If you have your sights set on the international market, you’ll likely need alternative translations for your video content to make it more accessible to overseas markets. The good news is that when you have an accurate transcript, you can turn your captions into subtitles. 

However, accuracy is all the more important when you’re trying to convert text into a language that is unfamiliar to you. This is why caption translation is best facilitated by a professional service. The right services can give you accurate translations in any languages you need. These translated files can then easily be converted and added to your video as above to give your content international and multilingual reach! 

 

Alternatively… get one step captions!

As we’ve hopefully established, captions and subtitles should be considered absolutely essential when creating video content. However, you should expect some expenditure of time, effort and capital to create them. 

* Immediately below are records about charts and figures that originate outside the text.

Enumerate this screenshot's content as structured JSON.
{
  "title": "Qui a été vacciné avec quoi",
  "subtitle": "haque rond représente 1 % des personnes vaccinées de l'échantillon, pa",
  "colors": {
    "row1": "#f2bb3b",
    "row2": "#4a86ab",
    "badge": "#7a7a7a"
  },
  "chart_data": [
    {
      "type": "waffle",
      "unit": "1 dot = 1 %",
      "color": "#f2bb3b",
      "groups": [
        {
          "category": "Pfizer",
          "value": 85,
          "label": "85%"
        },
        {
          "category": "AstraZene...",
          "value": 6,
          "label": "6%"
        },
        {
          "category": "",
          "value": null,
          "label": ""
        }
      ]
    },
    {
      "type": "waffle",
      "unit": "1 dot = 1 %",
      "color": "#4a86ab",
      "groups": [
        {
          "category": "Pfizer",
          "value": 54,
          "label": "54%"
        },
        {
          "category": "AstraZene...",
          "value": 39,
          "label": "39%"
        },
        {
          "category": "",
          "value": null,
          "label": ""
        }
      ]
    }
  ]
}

Creating subtitles yourself isn’t the only option. The right transcription service will provide you with the captions you need for your video, easily and within your timeframe — and even integrated to your video. Using an outsourced service will provide you with accurate and time-stamped captions with a bare minimum of effort and in accordance with your deadlines. This frees up your time and resources to do what you do best… creating more video content and filling the fast-growing black hole of demand for quality digital video.

No matter how you choose to create and add captions to your video, the value of a good quality transcript cannot be overstated. When this is thorough and accurate, you have a strong foundation upon which to build your captions. This is why it’s so important to find the right transcription service for your needs.